Iran has not yet provided any fresh information, meanwhile, and the offer came ahead of the IAEA Board of Governors’ quarterly meeting next week, where officials say they anticipate Western powers to press for a resolution urging Iran to cooperate—a step that Tehran typically rebuffs.
Many diplomats see Iran’s offer as a thinly veiled attempt to reduce support for another resolution after a similar one was passed in June, though in the absence of tangible progress there is little to suggest Tehran’s move would scupper a push to formally criticize it at the board.
“(IAEA chief Rafael Grossi) takes note of Iran’s proposal to hold a further technical meeting with senior Agency officials in Tehran before the end of the month, but stresses that this meeting should be aimed at effectively clarifying and resolving those issues,” one of two confidential IAEA reports on Iran sent to member states on Thursday ahead of the board meeting said.
The issue has become an obstacle in wider talks to revive Iran’s 2015 nuclear deal with world powers, since Tehran has demanded a closure of the IAEA’s investigation in those talks.
The IAEA has said it will not yield to political pressure and its job is to account for all nuclear material. The fact material that has not been accounted for appears to have been present at these sites is therefore an issue it must keep looking into until it is resolved.
“You can see the pattern of Iran is always similar. Every board there is something they try to do just before the board. Historically you see a pattern,” the senior diplomat said when asked about the planned meeting in Tehran, pointing to previous meetings and offers preceding Board of Governors sessions.
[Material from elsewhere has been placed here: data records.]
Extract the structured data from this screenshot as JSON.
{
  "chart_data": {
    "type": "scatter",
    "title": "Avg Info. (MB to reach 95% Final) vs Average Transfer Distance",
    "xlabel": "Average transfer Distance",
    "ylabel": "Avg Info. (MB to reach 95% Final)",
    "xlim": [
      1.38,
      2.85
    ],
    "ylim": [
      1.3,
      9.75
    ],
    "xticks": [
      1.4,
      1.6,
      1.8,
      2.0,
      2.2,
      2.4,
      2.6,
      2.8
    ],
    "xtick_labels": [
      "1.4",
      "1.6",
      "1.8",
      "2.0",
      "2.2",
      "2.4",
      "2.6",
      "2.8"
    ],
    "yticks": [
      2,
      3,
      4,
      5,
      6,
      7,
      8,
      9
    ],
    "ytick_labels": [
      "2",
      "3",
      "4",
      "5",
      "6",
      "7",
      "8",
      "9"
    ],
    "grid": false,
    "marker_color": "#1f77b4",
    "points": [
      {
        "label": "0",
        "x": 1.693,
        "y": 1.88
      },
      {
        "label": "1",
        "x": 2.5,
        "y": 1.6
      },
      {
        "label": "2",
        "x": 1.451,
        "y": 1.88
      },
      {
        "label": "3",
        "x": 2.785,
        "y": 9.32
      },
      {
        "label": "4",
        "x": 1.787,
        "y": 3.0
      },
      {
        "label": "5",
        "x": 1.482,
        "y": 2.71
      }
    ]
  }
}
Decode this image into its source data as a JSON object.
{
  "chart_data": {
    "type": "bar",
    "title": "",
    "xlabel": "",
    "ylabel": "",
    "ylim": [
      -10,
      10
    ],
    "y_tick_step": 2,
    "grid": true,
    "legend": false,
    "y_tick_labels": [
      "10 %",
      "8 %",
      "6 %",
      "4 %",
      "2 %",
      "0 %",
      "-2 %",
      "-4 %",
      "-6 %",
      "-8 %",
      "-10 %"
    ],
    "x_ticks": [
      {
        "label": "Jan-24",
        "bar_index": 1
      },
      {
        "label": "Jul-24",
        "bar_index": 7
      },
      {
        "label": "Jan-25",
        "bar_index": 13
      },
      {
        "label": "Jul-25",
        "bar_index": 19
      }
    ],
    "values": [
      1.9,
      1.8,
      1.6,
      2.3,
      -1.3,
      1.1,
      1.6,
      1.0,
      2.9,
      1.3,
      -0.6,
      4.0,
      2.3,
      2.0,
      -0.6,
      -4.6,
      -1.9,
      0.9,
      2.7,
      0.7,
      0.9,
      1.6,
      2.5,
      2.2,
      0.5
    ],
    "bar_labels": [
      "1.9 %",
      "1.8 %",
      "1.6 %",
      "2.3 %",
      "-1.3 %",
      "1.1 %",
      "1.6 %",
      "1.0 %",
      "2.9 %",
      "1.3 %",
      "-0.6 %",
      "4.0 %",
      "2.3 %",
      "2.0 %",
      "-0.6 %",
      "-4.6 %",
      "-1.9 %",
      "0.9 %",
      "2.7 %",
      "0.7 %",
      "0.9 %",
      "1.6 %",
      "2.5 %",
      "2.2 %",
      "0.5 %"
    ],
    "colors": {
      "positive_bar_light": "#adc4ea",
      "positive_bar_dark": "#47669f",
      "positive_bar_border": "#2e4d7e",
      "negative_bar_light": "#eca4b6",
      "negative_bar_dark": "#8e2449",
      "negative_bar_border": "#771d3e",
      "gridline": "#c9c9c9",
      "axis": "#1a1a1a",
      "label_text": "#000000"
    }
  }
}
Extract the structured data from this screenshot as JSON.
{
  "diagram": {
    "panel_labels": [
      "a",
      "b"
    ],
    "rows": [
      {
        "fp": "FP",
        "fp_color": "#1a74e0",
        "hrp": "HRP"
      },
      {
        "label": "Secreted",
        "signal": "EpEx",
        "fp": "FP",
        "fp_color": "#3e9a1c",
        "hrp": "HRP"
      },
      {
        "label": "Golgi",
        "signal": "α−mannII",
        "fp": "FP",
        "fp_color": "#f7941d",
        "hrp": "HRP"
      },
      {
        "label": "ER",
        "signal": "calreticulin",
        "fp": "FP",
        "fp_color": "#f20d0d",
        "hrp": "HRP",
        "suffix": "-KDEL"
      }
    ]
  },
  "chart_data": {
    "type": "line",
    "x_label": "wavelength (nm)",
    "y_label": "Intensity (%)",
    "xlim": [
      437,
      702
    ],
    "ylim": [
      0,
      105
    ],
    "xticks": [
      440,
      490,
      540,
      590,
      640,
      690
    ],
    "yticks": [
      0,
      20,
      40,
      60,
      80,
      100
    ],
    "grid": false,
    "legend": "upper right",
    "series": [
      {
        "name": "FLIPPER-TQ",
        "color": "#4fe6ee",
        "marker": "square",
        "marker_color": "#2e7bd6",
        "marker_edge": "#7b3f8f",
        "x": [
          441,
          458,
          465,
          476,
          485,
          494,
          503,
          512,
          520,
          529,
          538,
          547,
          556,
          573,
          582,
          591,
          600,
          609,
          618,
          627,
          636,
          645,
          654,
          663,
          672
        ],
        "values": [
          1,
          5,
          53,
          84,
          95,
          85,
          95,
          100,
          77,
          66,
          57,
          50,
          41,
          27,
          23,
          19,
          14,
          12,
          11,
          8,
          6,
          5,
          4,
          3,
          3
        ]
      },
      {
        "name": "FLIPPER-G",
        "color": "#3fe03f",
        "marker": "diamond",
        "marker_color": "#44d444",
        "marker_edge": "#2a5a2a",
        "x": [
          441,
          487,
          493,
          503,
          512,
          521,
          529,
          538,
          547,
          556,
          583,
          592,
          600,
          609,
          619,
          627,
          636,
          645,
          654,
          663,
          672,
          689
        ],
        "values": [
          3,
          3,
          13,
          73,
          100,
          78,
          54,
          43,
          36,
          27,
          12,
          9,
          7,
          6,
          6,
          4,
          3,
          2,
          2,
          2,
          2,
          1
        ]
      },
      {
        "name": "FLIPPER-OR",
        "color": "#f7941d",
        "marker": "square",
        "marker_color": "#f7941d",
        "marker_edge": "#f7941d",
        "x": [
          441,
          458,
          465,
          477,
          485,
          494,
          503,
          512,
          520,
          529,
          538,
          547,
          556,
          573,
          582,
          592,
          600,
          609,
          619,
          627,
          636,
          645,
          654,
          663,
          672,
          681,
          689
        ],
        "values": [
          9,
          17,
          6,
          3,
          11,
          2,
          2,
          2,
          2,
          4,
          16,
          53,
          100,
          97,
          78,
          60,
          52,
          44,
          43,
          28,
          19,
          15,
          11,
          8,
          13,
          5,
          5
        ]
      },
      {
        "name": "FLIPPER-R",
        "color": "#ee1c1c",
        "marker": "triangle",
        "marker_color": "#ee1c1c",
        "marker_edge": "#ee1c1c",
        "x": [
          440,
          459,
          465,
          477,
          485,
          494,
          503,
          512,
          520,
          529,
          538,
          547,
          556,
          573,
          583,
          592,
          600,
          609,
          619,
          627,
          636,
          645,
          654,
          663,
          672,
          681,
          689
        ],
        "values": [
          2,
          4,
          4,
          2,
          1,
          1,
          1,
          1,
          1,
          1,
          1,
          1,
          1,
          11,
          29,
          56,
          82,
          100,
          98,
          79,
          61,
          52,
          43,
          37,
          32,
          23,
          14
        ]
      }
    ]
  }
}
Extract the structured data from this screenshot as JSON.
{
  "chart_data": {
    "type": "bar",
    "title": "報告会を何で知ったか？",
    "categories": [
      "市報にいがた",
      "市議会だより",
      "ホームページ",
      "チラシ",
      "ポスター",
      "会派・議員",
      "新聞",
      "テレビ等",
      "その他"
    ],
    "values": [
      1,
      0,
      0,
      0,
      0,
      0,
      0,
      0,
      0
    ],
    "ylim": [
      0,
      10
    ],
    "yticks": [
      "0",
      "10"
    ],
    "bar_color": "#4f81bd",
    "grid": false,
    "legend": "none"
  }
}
Diplomats said Britain, France, Germany, known as the E3, and the United States planned to press ahead with another resolution.
One diplomat said that Iran’s latest overtures were unlikely to change that stance. The latest resolution would aim to garner more support from board members than in June, while being tougher given Iran’s ongoing non-compliance, the diplomat said.
The E3 and the United States will hold talks in Paris on Monday to discuss Iran ahead of the board meeting, two diplomats said. The State Department did not immediately respond to request for comment.